Chardin et le melon entamé

Publié le 26/04/2024

De Jean Siméon Chardin ( 1699-1779), Le Melon entamé est estimé 8/12 millions d’euros.

Christie’s images limited

Gabriel de Saint-Aubin (1724-1780) était un croqueur. Il saisissait en effet dans un carnet qui ne le quittait jamais, à l’aide de son crayon, les scènes ou les amusements au gré de ses errances dans Paris. Ce carnet, conservé au Louvre, comprend 108 pages, dont 103 illustrées et annotées entre 1759 et 1778. Cet artiste, graveur, aquarelliste et peintre, « a tout vu, tout observé, tout dessiné avec une sympathie communicative, avec humour et tendresse, sans jamais glisser dans la vulgarité, » dit Pierre Rosenberg. « Son œuvre est inépuisable, y compris dans l’histoire de l’art. Ses exemplaires de l’Explication des peintures, sculptures et gravures de Messieurs de l’Académie Royale : dont l’exposition a été ordonnée […] par M. le Comte de La Billardrie d’Angiviller, autrement dit les livrets des Salons, sont truffés de dessins reproduisant les tableaux repérés par Gabriel de Saint-Aubin ». Parmi ceux-là, dans celui de 1761, on remarque trois toiles de Jean Siméon Chardin (1699-1779), le célèbre Panier de Fraises, acquis par le musée du Louvre en février 2024, le bocal d’abricots, aujourd’hui conservé à la Art Gallery de Toronto, et son pendant Le Melon entamé, réalisé lui aussi en 1760.

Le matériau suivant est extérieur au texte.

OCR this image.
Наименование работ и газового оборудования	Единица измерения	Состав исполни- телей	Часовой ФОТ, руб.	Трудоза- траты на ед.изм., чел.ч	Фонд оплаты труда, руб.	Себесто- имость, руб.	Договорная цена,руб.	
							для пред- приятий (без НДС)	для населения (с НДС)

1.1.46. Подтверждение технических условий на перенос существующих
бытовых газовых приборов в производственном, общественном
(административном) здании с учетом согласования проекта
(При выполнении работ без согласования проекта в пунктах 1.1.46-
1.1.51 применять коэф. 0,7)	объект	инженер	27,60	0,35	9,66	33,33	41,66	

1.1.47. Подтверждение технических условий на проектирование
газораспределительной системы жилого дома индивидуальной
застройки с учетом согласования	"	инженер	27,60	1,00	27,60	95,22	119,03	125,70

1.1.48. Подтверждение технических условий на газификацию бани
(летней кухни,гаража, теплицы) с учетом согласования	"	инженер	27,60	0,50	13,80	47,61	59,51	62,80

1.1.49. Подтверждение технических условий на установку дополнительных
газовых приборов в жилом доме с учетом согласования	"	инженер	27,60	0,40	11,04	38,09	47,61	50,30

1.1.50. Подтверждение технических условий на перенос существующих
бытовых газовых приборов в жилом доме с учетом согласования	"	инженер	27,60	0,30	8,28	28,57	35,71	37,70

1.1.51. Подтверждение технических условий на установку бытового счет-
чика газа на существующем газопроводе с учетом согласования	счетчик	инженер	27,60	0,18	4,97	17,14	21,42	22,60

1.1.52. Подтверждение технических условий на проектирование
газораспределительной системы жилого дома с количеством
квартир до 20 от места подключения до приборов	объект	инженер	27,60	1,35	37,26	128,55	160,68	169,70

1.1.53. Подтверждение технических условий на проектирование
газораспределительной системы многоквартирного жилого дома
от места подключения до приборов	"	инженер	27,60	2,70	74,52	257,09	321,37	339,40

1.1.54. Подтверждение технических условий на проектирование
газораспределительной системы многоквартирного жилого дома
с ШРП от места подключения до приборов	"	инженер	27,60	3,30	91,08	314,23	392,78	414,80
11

Ce Melon entamé sera mis en vente à Paris, le 12 juin 2024 par Christie’s avec une estimation de 8/12 millions d’euros. Il dispose d’ores et déjà de son Certificat de libre circulation de bien, ouvrant son acquisition aux collectionneurs du monde entier. Cette toile provient des collections Rothschild et François Martial Marcille (1790-1856). Ce dernier, qualifié de « collectionneur clairvoyant » possédait trente tableaux de Chardin. Ses fils Camille (1816-1875) et Eudoxe (1814-1890), tous deux également collectionneurs, se répartirent la collection de leur père, et surtout, prenant conscience de l’importance de cet ensemble, organisèrent des expositions. Ils contribuèrent ainsi à rendre sa place légitime à Jean Siméon Chardin dans l’histoire de l’art. Le Melon entamé fut acquis en 1875 après le décès de Camille Marcille, pour le compte de la baronne Nathaniel de Rothschild, née Charlotte de Rothschild (1824-1904).

Selon Pierre Rosenberg, qui le nota dans le catalogue de l’exposition monographique de 1979, « la forme ovale, presque circulaire du Melon entamé, renforce l’aspect privé, presque intime de la scène que le spectateur regarde. Les œuvres de ce format sont très rares dans le corpus du peintre. Il est ici choisi par Chardin pour jouer un rôle et devient une extension de la composition. En ce sens, Le Melon entamé est un éloge de la rondeur », poursuivait l’ancien directeur du Louvre. Il reste que Chardin a porté au plus haut la nature morte. Il en a réalisé, disent les historiens d’art, environ cent vingt, souvent sur les mêmes thèmes. Avec lui, tous ces sujets ne sont plus des copies d’objets, mais des reproductions quasiment authentiques. « Chardin demande qu’on lui consacre du temps, qu’on regarde ses tableaux lentement », disait, en 1979, Pierre Rosenberg.